You need to trawl back to 2004 to stumble across their last Premier League foray.
So for them to be as high up this table is testament to the success the club enjoyed in the competition’s formative years.
However long it takes for Marcelo Bielsa to help Leeds crash through the 700-points barrier could determine how they’ll fare on their return
14. Leicester – Points: 669 (from 536 games), Seasons: 14, Goal difference: -69
The Foxes are the lowest-placed team to have actually won the Premier League.
Leicester fans had always regarded Martin O’Neill’s tenure as the glory days, when the East Midlands club registered four consecutive top-10 finishes and two League Cups for good measure.
That was until 2016 when arguably the greatest fairytale in football was told.
15, Middlesbrough – Points: 661 (from 574 games), Seasons: 15, Goal difference: -146
No team has enjoyed finishing second-bottom as much as Middlesbrough (four times), which is why they’ve needed to clamber back in so often.
Europa League (or UEFA Cup) finalists under Steve McClaren in 2006, Boro did enjoy a period of stability between 1998 and 2009.
It was during that time they soared to seventh, the club’s highest-ever finish.
16, Sunderland – Points: 618 (from 608 games), Seasons: 16, Goal difference: -292
The Black Cats are one of two clubs in this list to currently languish outside the top divisions in English football.
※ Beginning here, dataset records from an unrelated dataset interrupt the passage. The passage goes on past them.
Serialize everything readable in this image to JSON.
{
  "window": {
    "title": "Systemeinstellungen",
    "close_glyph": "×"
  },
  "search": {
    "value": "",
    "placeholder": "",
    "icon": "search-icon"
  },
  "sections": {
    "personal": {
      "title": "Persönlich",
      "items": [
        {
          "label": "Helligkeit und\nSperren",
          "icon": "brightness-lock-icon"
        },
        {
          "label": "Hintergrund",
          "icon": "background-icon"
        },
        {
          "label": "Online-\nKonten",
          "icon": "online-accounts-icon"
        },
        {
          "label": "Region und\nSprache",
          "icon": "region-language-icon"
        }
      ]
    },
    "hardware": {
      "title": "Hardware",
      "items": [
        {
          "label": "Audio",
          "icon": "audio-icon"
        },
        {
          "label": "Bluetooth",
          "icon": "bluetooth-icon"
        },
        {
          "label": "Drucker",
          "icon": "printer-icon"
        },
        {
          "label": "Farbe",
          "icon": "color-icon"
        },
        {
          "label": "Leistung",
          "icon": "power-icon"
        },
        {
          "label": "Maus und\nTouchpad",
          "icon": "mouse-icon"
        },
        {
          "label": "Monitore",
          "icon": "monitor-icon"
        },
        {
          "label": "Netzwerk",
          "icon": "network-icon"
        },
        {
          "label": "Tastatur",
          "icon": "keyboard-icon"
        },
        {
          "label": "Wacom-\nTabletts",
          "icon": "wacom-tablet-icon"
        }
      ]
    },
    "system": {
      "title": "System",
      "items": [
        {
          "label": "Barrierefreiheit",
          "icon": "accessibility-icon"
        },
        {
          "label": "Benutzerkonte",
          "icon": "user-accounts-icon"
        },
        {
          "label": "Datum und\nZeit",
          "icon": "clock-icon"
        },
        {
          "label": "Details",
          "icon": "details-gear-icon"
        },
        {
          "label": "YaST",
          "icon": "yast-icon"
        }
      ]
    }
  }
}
Again facing ownership uncertainty, a record fifth Premier League promotion must seem a long way off.
To add insult to injury Sunderland have the worst goal difference of any Premier League side, by some distance.
17, Fulham – Points: 612 (from 532 games), Seasons: 14, Goal difference: -174
A major cash injection from owner Mohamed Al-Fayed allowed Fulham to become firm fixtures in the top flight.
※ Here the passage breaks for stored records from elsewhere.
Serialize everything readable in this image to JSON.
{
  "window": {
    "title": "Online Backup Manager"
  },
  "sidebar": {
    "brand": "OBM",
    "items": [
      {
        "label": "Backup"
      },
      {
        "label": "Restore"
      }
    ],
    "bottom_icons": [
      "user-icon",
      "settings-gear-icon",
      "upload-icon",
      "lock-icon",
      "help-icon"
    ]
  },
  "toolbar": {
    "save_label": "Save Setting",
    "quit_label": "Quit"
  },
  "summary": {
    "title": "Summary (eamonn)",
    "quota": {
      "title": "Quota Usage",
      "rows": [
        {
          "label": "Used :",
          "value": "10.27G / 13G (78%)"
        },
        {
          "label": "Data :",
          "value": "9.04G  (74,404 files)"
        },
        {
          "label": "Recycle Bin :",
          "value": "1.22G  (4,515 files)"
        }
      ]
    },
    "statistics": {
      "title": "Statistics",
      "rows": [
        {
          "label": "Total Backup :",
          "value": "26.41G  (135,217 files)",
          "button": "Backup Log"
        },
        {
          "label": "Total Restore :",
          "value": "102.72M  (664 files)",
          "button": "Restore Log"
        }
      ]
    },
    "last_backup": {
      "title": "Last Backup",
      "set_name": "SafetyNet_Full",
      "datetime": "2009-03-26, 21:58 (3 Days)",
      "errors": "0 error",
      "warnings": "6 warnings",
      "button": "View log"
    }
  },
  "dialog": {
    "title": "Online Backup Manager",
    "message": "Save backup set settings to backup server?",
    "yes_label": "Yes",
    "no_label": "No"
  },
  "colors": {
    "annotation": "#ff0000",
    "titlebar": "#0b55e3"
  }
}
Thirteen successive campaigns – the longest unbroken run of any club outside the top ten in this table – were brought crashing to a halt in 2014.
Only once have the Cottagers managed to get back in – for the 2018/19 season – but they’re well-placed to make that two in Tuesday’s Championship play-off final.
18, Bolton Points: 575 (from 494 games), Seasons: 13, Goal difference: -170
How times change? Bolton are the 18th most-successful team in Premier League history.
Mainly because they were ever-presents in the top flight from 2001 to 2012, and even finished as high as sixth under Sam Allardyce in 2005.
Next season they will play in League Two after ending the curtailed League One season bottom of the table on the back of a 12-point deduction for falling into administration.
19, Crystal Palace – Points: 472 (from 426 games), Seasons: 11, Goal difference: -158
Palace’s season might have tailed off dramatically, but the fact they were never really in the relegation mire should be viewed as a decent achievement by Roy Hodgson and his coaching staff.
Indeed, the Eagles have never had it so good in terms of unbroken top-flight participation. Palace will soon begin preparations for an eighth straight Premier League campaign.
20, West Brom – Points: 464 (from 456 games), Seasons: 12, Goal difference: -221
The Baggies just about make the top 20 thanks in no small part to a sustained period in the top flight in the 2010s.
Albion spent eight successive seasons in the big league before suffering relegation at the end of a chaotic 2017/18 season.
They will, of course, get the chance to add to their points tally next season after winning automatic promotion from the Championship this month.